Within a short period of time and some practice, you will start having ideas floating above your head. This technique is just a way to warm up your creativity and get into a creative mindset.


Once you’ve done this, you need to understand the problem you are solving and put yourself in the user’s shoes. Many times, designers lack creativity, they are so focused on the creation itself that they tend to forget what the end users need.


After getting a clear understanding of the issue, start writing down how you would solve the problem, what images, icons, colors are related to the solution you will bring.


Once again, feel free to check out what other successful designers use or do for that same issue and change it with your own taste, explore possibilities, and go into a “no limits” creativity mode. You can do so by drawing things, or use design softwares but remember, the goal is to put everything on paper. Create something, duplicate it, then tweak things, duplicate again etc... you get the idea. Until your design starts looking unique.

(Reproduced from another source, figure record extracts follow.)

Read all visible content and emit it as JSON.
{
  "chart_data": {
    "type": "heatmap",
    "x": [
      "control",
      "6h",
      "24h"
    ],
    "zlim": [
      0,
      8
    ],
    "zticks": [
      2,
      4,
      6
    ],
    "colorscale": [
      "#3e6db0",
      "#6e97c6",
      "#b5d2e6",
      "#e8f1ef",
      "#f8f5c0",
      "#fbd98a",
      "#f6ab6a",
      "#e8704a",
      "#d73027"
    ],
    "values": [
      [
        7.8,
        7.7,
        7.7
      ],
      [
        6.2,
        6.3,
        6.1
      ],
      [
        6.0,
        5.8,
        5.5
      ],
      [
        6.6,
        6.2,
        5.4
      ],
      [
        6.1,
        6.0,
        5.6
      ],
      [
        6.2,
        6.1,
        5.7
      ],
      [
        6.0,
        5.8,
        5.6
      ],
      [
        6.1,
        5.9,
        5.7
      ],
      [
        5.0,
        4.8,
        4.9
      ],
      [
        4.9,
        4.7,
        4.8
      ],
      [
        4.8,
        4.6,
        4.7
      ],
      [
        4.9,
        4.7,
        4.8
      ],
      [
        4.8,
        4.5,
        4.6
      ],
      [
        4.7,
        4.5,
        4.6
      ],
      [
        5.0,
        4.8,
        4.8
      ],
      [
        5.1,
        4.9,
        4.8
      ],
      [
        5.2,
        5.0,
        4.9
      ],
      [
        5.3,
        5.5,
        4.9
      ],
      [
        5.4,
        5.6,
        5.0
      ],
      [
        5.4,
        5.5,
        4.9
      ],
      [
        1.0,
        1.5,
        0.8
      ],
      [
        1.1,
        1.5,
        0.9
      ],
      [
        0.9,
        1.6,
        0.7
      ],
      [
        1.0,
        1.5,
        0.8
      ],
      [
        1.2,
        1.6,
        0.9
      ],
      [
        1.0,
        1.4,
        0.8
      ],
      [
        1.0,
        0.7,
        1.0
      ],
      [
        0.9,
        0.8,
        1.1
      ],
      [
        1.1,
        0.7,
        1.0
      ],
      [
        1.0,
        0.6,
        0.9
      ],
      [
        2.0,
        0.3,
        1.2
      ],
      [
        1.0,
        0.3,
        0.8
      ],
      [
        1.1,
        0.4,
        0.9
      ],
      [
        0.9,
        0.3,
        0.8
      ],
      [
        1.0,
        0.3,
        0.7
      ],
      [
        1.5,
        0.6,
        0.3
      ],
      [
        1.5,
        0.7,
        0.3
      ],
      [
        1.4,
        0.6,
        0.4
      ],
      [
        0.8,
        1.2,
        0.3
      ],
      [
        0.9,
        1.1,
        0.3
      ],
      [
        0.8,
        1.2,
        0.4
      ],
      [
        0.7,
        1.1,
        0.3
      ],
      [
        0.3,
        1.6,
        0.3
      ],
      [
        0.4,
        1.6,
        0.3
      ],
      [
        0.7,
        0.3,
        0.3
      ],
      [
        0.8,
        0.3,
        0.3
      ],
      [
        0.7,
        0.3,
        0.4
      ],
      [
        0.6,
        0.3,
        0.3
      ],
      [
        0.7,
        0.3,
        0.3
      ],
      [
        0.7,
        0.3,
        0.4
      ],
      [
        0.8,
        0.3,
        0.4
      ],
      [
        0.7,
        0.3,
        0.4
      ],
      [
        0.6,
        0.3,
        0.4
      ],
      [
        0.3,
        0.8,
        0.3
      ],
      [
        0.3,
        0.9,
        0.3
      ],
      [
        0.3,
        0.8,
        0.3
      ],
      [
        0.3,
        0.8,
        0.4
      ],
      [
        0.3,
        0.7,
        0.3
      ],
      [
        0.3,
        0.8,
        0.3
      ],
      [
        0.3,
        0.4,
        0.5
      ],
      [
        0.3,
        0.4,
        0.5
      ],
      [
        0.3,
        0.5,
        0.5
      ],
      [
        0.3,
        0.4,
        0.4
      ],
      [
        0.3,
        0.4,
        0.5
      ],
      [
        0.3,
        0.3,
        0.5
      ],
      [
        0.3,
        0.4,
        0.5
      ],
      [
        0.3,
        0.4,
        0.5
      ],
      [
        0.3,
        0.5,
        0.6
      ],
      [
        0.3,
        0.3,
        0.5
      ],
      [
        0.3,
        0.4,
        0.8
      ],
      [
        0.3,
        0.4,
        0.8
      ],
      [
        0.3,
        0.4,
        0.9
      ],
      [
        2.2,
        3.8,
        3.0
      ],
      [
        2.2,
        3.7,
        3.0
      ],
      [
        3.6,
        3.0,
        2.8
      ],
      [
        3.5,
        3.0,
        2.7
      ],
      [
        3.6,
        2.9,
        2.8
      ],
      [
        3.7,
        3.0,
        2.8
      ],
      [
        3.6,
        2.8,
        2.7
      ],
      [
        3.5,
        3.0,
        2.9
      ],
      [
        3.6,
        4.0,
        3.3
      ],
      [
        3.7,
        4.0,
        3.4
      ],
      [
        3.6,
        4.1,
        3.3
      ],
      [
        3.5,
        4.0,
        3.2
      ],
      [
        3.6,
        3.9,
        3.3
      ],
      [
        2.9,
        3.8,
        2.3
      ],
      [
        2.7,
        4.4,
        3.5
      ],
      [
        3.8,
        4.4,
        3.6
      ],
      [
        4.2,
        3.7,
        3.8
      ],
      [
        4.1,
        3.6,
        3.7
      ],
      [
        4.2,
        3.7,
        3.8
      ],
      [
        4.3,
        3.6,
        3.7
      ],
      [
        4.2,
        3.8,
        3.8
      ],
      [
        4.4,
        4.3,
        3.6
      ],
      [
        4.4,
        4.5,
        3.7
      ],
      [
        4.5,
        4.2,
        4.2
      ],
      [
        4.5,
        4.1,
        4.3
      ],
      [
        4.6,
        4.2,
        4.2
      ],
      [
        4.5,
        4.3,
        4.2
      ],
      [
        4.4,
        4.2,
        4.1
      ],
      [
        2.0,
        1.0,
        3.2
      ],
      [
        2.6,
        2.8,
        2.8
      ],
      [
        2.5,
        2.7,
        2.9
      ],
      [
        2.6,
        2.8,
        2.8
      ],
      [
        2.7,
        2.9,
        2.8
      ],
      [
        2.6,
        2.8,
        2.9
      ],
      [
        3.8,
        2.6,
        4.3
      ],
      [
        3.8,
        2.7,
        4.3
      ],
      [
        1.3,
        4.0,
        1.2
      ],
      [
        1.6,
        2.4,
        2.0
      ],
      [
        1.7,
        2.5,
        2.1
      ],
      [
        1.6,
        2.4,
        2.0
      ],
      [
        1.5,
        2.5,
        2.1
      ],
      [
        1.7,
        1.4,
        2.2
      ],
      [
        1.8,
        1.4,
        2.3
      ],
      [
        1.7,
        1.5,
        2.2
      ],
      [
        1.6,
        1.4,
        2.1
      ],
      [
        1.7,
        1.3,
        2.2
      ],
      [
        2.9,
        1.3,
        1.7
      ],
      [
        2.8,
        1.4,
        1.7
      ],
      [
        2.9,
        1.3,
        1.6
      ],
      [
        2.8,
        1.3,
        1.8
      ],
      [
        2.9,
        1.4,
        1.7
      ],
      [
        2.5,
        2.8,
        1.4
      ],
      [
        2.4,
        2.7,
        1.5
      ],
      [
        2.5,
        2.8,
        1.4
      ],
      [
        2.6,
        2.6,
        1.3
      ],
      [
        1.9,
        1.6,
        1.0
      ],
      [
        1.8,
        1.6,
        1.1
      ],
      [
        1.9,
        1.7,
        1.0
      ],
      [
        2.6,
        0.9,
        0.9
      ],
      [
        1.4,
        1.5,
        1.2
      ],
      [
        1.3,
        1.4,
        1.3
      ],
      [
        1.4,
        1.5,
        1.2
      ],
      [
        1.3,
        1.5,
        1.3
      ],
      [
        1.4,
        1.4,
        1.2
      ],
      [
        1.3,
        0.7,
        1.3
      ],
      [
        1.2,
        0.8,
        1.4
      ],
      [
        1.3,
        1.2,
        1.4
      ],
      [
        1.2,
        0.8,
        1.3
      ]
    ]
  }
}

Afterwards, you must get feedback. It doesn't matter who it is as long as they don’t hear each other’s comment (that way there is no influence). Therefore, you can’t take everyone by word because at the end of the day, you are the designer and you have more knowledge than them.


Since everyone has different opinions, if you believe all of them, you will always edit your design but never come to an end result. So what you must pay attention to is for similarities in people’s critics.


After making these last few adjustments, you are done for now. You can send it but you should still think about it from times to times. Make sure you listen to people’s comments in a longer period of time and try to catch similar critics and write them down so you have them ready for your future design.